By Trevor Timm
The Guardian (8/4/15)
Don’t look now, but digital privacy rights are making a major comeback in the United States. Thursday saw the latest in a series of recent victories for those who are against secret and unconstitutional surveillance.
After years of dogged investigations by journalists and relentless pressure by lawyers and advocates, the Justice Department abruptly changed its policy around stingray mass surveillance devices – roving, fake cell phone towers that the FBI and other government agencies use to force all the phones in their vicinity to connect to and feed your personal data. Finally, federal law enforcement will be required to get a judge-signed warrant before using the tool. They’ll have have to delete the data of innocent people immediately, and clearly explain to judges what they’re doing.
Vacumming up information
The extreme secrecy surrounding the government’s use of the tools has been controversial for years, not only since stringrays can vacuum up information on whole neighborhoods at a time, but because the government has been concealing their use from even prosecutors and judges.
While it’s a significant step up for the Fourth Amendment rights of all Americans, there are still some huge holes: state and local governments don’t have to abide by the rules. It’s also just a policy – not the law, so there’s nothing preventing the Justice Department from changing it again. And there’s a good argument it’s illegal to use them at all, since they can find people inside private homes without getting a warrant for each house they search. But given that up until recently, the FBI wouldn’t even publicly acknowledge stingrays existed – let alone require a warrant – this is a huge win.
Despite critics often snidely proclaiming to civil liberties activists that “privacy is dead,” the opposite is true. In the past two years, digital privacy rights in the US have markedly improved and the stingray case is only the latest example.
Thank Snowden for some hopeful progress
Two years ago, the cops could look at the contents of your cell phone without a warrant if they arrested you, the NSA could track your calls and map all our contacts without an individual court order, and the FBI could use stingrays to suck up the cell phone data of hundreds of innocent people at the same time.
Now all of those activities are forbidden. The Supreme Court ruled police need a warrant to get into the cell phone of the approximately 12 million people that are arrested each year. Congress passed the USA Freedom Act, which will force the NSA to go to the Fisa court each time it wants to data mine an American’s cell phone records. And now, stingrays require a warrant.
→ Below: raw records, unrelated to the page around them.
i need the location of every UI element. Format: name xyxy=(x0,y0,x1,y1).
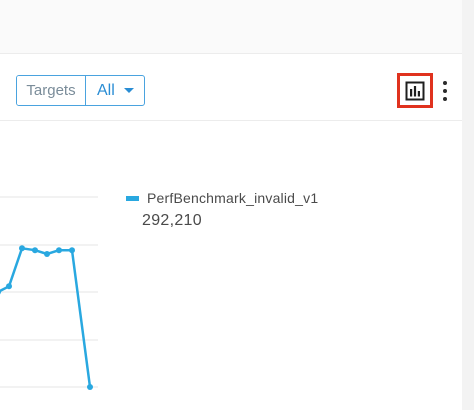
more-vertical-icon xyxy=(443,81,447,85)
more-options-button[interactable] xyxy=(437,78,453,104)
targets-filter-select[interactable]: All xyxy=(86,76,144,105)
more-vertical-icon-dot xyxy=(443,97,447,101)
data-point[interactable] xyxy=(87,384,93,390)
targets-filter-label: Targets xyxy=(17,76,86,105)
header-band xyxy=(0,0,462,54)
data-point[interactable] xyxy=(56,247,62,254)
app-root: Targets All PerfBenchmark_invalid_v1 292… xyxy=(0,0,474,410)
legend-series-name: PerfBenchmark_invalid_v1 xyxy=(147,190,319,206)
data-point[interactable] xyxy=(44,251,50,257)
bar-chart-icon xyxy=(405,81,425,100)
series-line xyxy=(0,247,92,388)
scrollbar-gutter xyxy=(462,0,474,410)
legend-series-value: 292,210 xyxy=(142,212,202,229)
targets-filter-value: All xyxy=(97,81,115,99)
chart-legend: PerfBenchmark_invalid_v1 292,210 xyxy=(126,190,318,230)
targets-filter: Targets All xyxy=(16,75,145,106)
line-chart xyxy=(0,196,98,390)
legend-swatch xyxy=(126,195,139,201)
data-point[interactable] xyxy=(6,283,12,290)
data-point[interactable] xyxy=(19,245,25,252)
chart-panel xyxy=(0,121,462,410)
legend-item[interactable]: PerfBenchmark_invalid_v1 xyxy=(126,190,318,206)
chart-type-button[interactable] xyxy=(397,73,433,108)
data-point[interactable] xyxy=(32,247,38,254)
data-point[interactable] xyxy=(69,247,75,254)
chevron-down-icon xyxy=(123,88,134,93)
more-vertical-icon-dot xyxy=(443,89,447,93)
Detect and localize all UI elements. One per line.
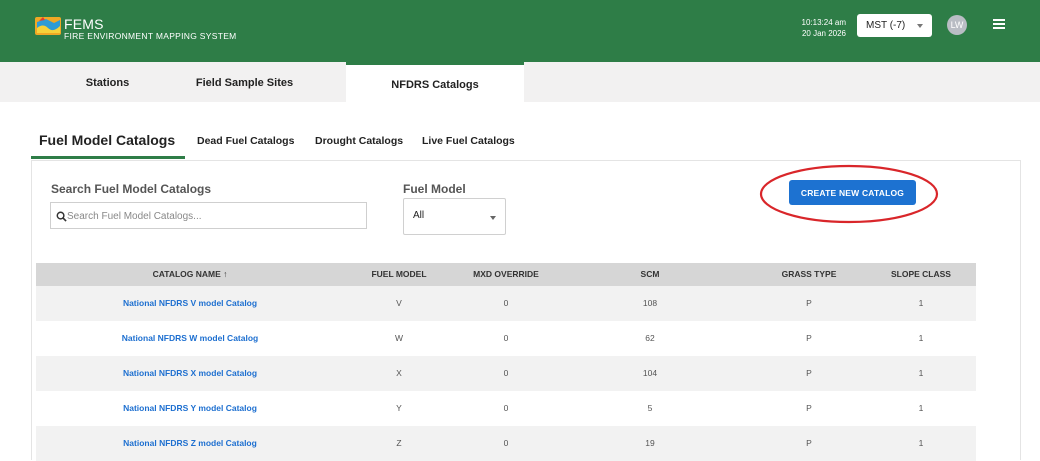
cell-fuel-model: Z	[396, 438, 402, 448]
cell-slope-class: 1	[918, 368, 924, 378]
tab-field-sample-sites[interactable]: Field Sample Sites	[172, 62, 317, 102]
main-tab-bar: Stations Field Sample Sites NFDRS Catalo…	[0, 62, 1040, 102]
cell-catalog-name[interactable]: National NFDRS Y model Catalog	[96, 391, 284, 426]
active-subtab-indicator	[31, 156, 185, 159]
column-header-fuel-model[interactable]: FUEL MODEL	[366, 263, 432, 286]
fuel-model-selected: All	[413, 210, 425, 221]
clock: 10:13:24 am 20 Jan 2026	[794, 17, 846, 39]
column-header-grass-type[interactable]: GRASS TYPE	[772, 263, 846, 286]
cell-fuel-model: Y	[396, 403, 402, 413]
clock-time: 10:13:24 am	[801, 18, 846, 27]
column-header-mxd-override[interactable]: MXD OVERRIDE	[454, 263, 558, 286]
table-row[interactable]: National NFDRS W model Catalog W 0 62 P 1	[36, 321, 976, 356]
hamburger-menu-icon[interactable]	[993, 19, 1005, 30]
fuel-model-label: Fuel Model	[403, 182, 466, 196]
subtab-drought-catalogs[interactable]: Drought Catalogs	[315, 135, 403, 147]
subtab-fuel-model-catalogs[interactable]: Fuel Model Catalogs	[39, 132, 175, 148]
table-row[interactable]: National NFDRS Z model Catalog Z 0 19 P 1	[36, 426, 976, 461]
cell-scm: 62	[645, 333, 655, 343]
cell-catalog-name[interactable]: National NFDRS W model Catalog	[96, 321, 284, 356]
table-row[interactable]: National NFDRS V model Catalog V 0 108 P 1	[36, 286, 976, 321]
timezone-select[interactable]: MST (-7)	[857, 14, 932, 37]
cell-scm: 19	[645, 438, 655, 448]
cell-grass-type: P	[806, 298, 812, 308]
cell-grass-type: P	[806, 368, 812, 378]
search-input[interactable]	[67, 207, 357, 225]
subtab-dead-fuel-catalogs[interactable]: Dead Fuel Catalogs	[197, 135, 294, 147]
cell-scm: 5	[647, 403, 653, 413]
search-label: Search Fuel Model Catalogs	[51, 182, 212, 196]
catalog-table: CATALOG NAME ↑ FUEL MODEL MXD OVERRIDE S…	[36, 263, 976, 461]
create-new-catalog-button[interactable]: CREATE NEW CATALOG	[789, 180, 916, 205]
cell-fuel-model: X	[396, 368, 402, 378]
table-row[interactable]: National NFDRS X model Catalog X 0 104 P 1	[36, 356, 976, 391]
chevron-down-icon	[917, 24, 923, 28]
column-header-catalog-name[interactable]: CATALOG NAME ↑	[116, 263, 264, 286]
cell-mxd-override: 0	[503, 438, 509, 448]
cell-grass-type: P	[806, 333, 812, 343]
cell-slope-class: 1	[918, 438, 924, 448]
table-body: National NFDRS V model Catalog V 0 108 P 1 Nat…	[36, 286, 976, 461]
chevron-down-icon	[490, 216, 496, 220]
fuel-model-select[interactable]: All	[403, 198, 506, 235]
timezone-value: MST (-7)	[866, 20, 906, 31]
cell-slope-class: 1	[918, 403, 924, 413]
tab-stations[interactable]: Stations	[50, 62, 165, 102]
cell-mxd-override: 0	[503, 403, 509, 413]
brand-subtitle: FIRE ENVIRONMENT MAPPING SYSTEM	[64, 31, 237, 41]
cell-slope-class: 1	[918, 333, 924, 343]
tab-nfdrs-catalogs[interactable]: NFDRS Catalogs	[346, 62, 524, 102]
column-header-scm[interactable]: SCM	[622, 263, 678, 286]
cell-scm: 104	[642, 368, 658, 378]
app-header: FEMS FIRE ENVIRONMENT MAPPING SYSTEM 10:…	[0, 0, 1040, 62]
cell-grass-type: P	[806, 438, 812, 448]
cell-mxd-override: 0	[503, 368, 509, 378]
cell-fuel-model: V	[396, 298, 402, 308]
cell-catalog-name[interactable]: National NFDRS Z model Catalog	[96, 426, 284, 461]
column-header-slope-class[interactable]: SLOPE CLASS	[876, 263, 966, 286]
table-header: CATALOG NAME ↑ FUEL MODEL MXD OVERRIDE S…	[36, 263, 976, 286]
table-row[interactable]: National NFDRS Y model Catalog Y 0 5 P 1	[36, 391, 976, 426]
cell-grass-type: P	[806, 403, 812, 413]
fems-logo-icon	[35, 17, 61, 35]
cell-scm: 108	[642, 298, 658, 308]
cell-catalog-name[interactable]: National NFDRS V model Catalog	[96, 286, 284, 321]
search-icon	[56, 211, 67, 222]
brand-title: FEMS	[64, 16, 104, 32]
cell-fuel-model: W	[394, 333, 404, 343]
cell-slope-class: 1	[918, 298, 924, 308]
cell-mxd-override: 0	[503, 298, 509, 308]
clock-date: 20 Jan 2026	[801, 29, 846, 38]
search-box[interactable]	[50, 202, 367, 229]
cell-catalog-name[interactable]: National NFDRS X model Catalog	[96, 356, 284, 391]
subtab-live-fuel-catalogs[interactable]: Live Fuel Catalogs	[422, 135, 515, 147]
user-avatar[interactable]: LW	[947, 15, 967, 35]
cell-mxd-override: 0	[503, 333, 509, 343]
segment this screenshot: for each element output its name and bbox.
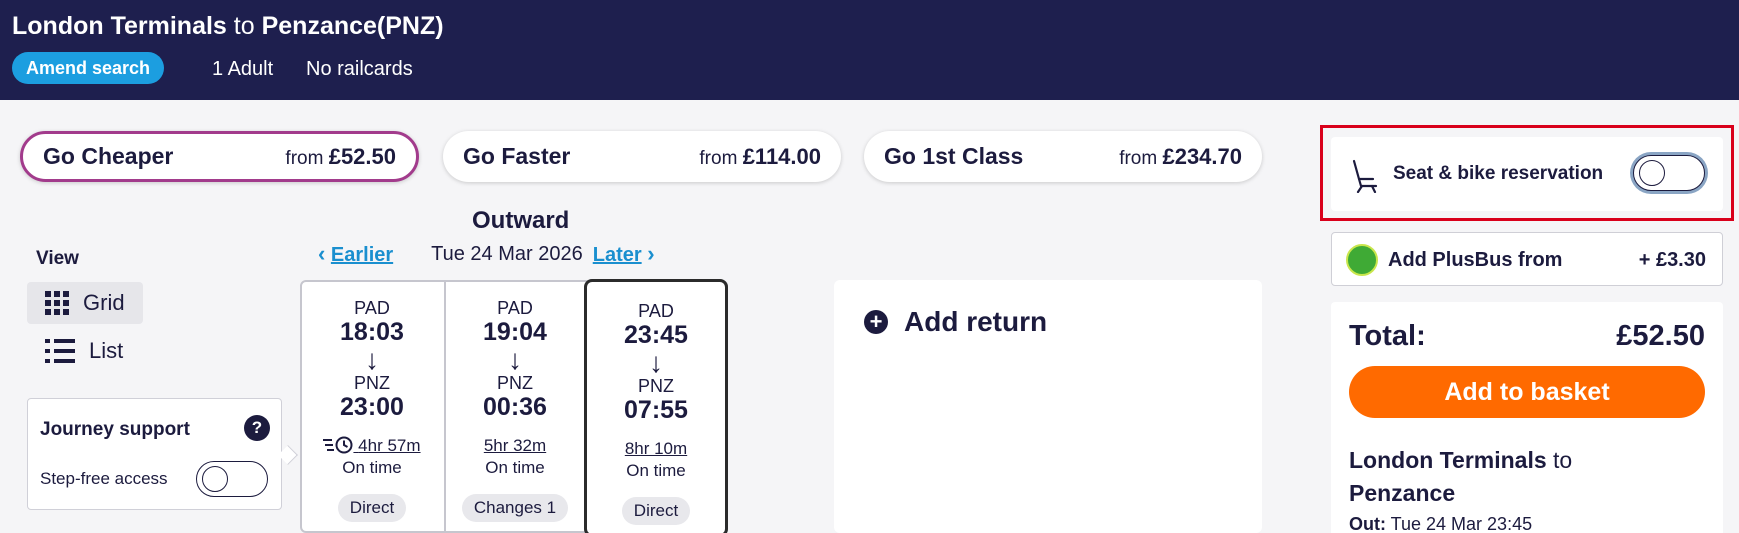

That’s not all: Since the Snowden revelations, judges have gotten more discerning of law enforcement surveillance requests (the Washington Post called it “the magistrate’s revolt”) and large tech companies have also gotten a lot more skeptical when dealing with the government, pushing back on spying requests, challenging them more in court and beefing up their encryption.
Battle not yet won
That’s not to say the battle is even close to won. The government is constantly trying to find new ways to warrantlessly track Americans and foreigners alike, whether it’s with license plate readers, facial recognition, or next-generation cell phone location trackers with ominous sounding names like Jugular and Lone Wolf. The NSA remains largely unrestrained. Corporations also continually are finding new and hard-to-detect ways of mapping our web habits. And even the reforms mentioned above are fairly mild and don’t go nearly far enough.
But with sunlight forced upon law enforcement by journalists, whistleblowers and activists, coupled with legal pressure from civil liberties groups, it is undoubtedly having an effect. If privacy was ever dead, it is now unquestionably rising from the grave.